Selon l'article 835 alinéa 2 du procédure civile, le juge des référés peut accorder une provision au créancier dans les cas où l'existence de l'obligation n'est pas sérieusement contestable.
Le montant de la provision en référé n'a d'autre limite que le montant non sérieusement contestable de la dette alléguée.
Une contestation sérieuse est caractérisée lorsque l'un des moyens de défense opposés aux prétentions du demandeur n'apparaît pas immédiatement vain et laisse subsister un doute sur le sens de la décision au fond qui pourrait éventuellement intervenir par la suite sur ce point si les parties entendaient saisir les juges du fond.
Au cas présent, il est constant qu'avant la désignation du cabinet Senac Syndic à la présidence de l'ASL Carré Millésime, aux termes d'une assemblée générale ordinaire du 4 mars 2024, la société Manda était à la fois présidente de l'ASL Carré Millésime et syndic de la copropriété. En cette double qualité elle gérait ainsi parallèlement la comptabilité de l'ASL et celle du syndicat des copropriétaires.
La demande de provision formée par l'ASL Carré Millésime tend à se voir restituer le montant de sa trésorerie qui se trouvait entre les mains de la société Manda avant que l'ASL ne change de présidence le 4 mars 2024.
Comme l'expose la décision entreprise, le montant de cette trésorerie se chiffrait à la somme de 189 347,21 euros à la lecture du grand livre de la société Manda au 4 avril 2024, qui était versé au débat par la demanderesse, laquelle sollicitait le remboursement de cette somme sous déduction des 25 444,79 euros qui lui avait été versés par la société Manda, soit un solde restant de 163 902,42 euros.
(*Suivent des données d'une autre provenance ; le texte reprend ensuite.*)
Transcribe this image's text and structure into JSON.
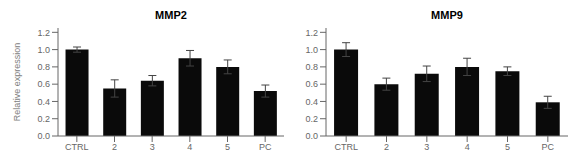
{
  "chart_data": [
    {
      "type": "bar",
      "title": "MMP2",
      "categories": [
        "CTRL",
        "2",
        "3",
        "4",
        "5",
        "PC"
      ],
      "values": [
        1.0,
        0.55,
        0.64,
        0.9,
        0.8,
        0.52
      ],
      "errors": [
        0.03,
        0.1,
        0.06,
        0.09,
        0.08,
        0.07
      ],
      "color": "#0a0a0a",
      "ylabel": "Relative expression",
      "ylim": [
        0.0,
        1.25
      ],
      "yticks": [
        {
          "value": 0,
          "label": "0.0"
        },
        0.2,
        0.4,
        0.6,
        0.8,
        {
          "value": 1,
          "label": "1.0"
        },
        1.2
      ],
      "grid": false
    },
    {
      "type": "bar",
      "title": "MMP9",
      "categories": [
        "CTRL",
        "2",
        "3",
        "4",
        "5",
        "PC"
      ],
      "values": [
        1.0,
        0.6,
        0.72,
        0.8,
        0.75,
        0.39
      ],
      "errors": [
        0.08,
        0.07,
        0.09,
        0.1,
        0.05,
        0.07
      ],
      "color": "#0a0a0a",
      "ylim": [
        0.0,
        1.25
      ],
      "yticks": [
        {
          "value": 0,
          "label": "0.0"
        },
        0.2,
        0.4,
        0.6,
        0.8,
        {
          "value": 1,
          "label": "1.0"
        },
        1.2
      ],
      "grid": false
    }
  ]
}
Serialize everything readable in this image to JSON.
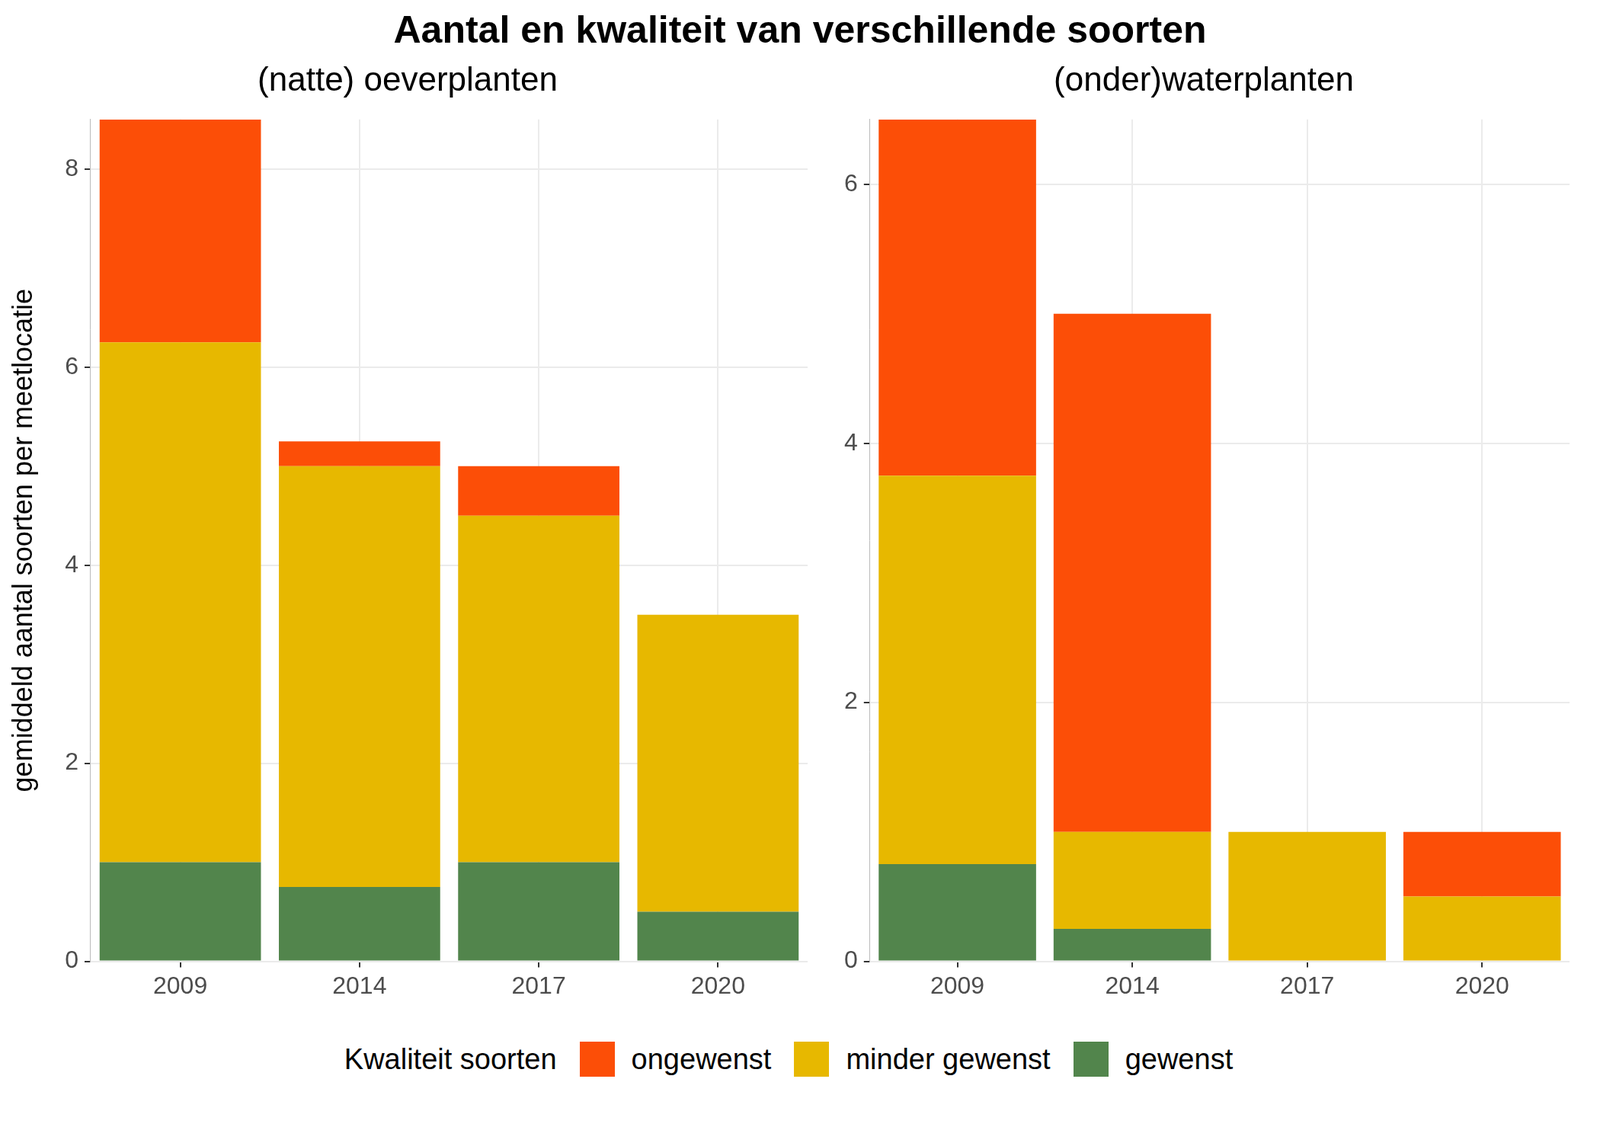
{
  "title": "Aantal en kwaliteit van verschillende soorten",
  "legend_title": "Kwaliteit soorten",
  "chart_data": [
    {
      "type": "bar",
      "title": "(natte) oeverplanten",
      "ylabel": "gemiddeld aantal soorten per meetlocatie",
      "categories": [
        "2009",
        "2014",
        "2017",
        "2020"
      ],
      "series": [
        {
          "name": "ongewenst",
          "color": "#FC4E07",
          "values": [
            2.25,
            0.25,
            0.5,
            0
          ]
        },
        {
          "name": "minder gewenst",
          "color": "#E7B800",
          "values": [
            5.25,
            4.25,
            3.5,
            3
          ]
        },
        {
          "name": "gewenst",
          "color": "#52854C",
          "values": [
            1,
            0.75,
            1,
            0.5
          ]
        }
      ],
      "ylim": [
        0,
        8.5
      ],
      "yticks": [
        0,
        2,
        4,
        6,
        8
      ],
      "stacked": true,
      "grid": true,
      "legend": "bottom"
    },
    {
      "type": "bar",
      "title": "(onder)waterplanten",
      "categories": [
        "2009",
        "2014",
        "2017",
        "2020"
      ],
      "series": [
        {
          "name": "ongewenst",
          "color": "#FC4E07",
          "values": [
            2.75,
            4,
            0,
            0.5
          ]
        },
        {
          "name": "minder gewenst",
          "color": "#E7B800",
          "values": [
            3,
            0.75,
            1,
            0.5
          ]
        },
        {
          "name": "gewenst",
          "color": "#52854C",
          "values": [
            0.75,
            0.25,
            0,
            0
          ]
        }
      ],
      "ylim": [
        0,
        6.5
      ],
      "yticks": [
        0,
        2,
        4,
        6
      ],
      "stacked": true,
      "grid": true,
      "legend": "bottom"
    }
  ]
}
La jurisprudence dont se prévaut la société Manda, fondée sur le principe d'autonomie des comptes de l'association syndicale libre et du syndicat des copropriétaires et selon laquelle l'ASL n'est pas recevable à obtenir du syndicat des copropriétaires le recouvrement des charges, est inopérante au cas présent, la demande de provision de l'ASL ne portant pas sur des charges mais sur le montant de la trésorerie de l'ASL précédemment gérée par la société Manda en sa qualité de présidente de l'ASL.
A ce titre, la demande de l'ASL est parfaitement recevable et la société Manda est bien tenue de restituer à l'ASL le montant de sa trésorerie qui lui appartient, tout comme l'ancien syndic d'une copropriété serait tenu de restituer à son successeur le montant de la trésorerie du syndicat des copropriétaires.
Il en résulte que l'ASL Carré Millésime était recevable et bien fondée à obtenir de la société Manda le paiement par provision de la somme de 163 902,42 euros, montant de la trésorerie de l'ASL à la date du 4 mars 2024 (fin de la gestion de l'ASL par la société Manda), tel que ressortant du grand livre qui était produit en première instance par l'ASL. C'est à bon droit que le premier juge a considéré que l'obligation de paiement de la société Manda n'était pas sérieusement contestable à hauteur de ce montant.
L'ordonnance entreprise sera confirmée, y compris en ses dispositions relatives aux dépens et à l'application de l'article 700 du code de procédure civile, qui ont été justement appréciés.
Perdant en appel, la société Manda se condamnée aux dépens de cette instance et déboutée de sa demande fondée sur l'article 700 du code de procédure civile.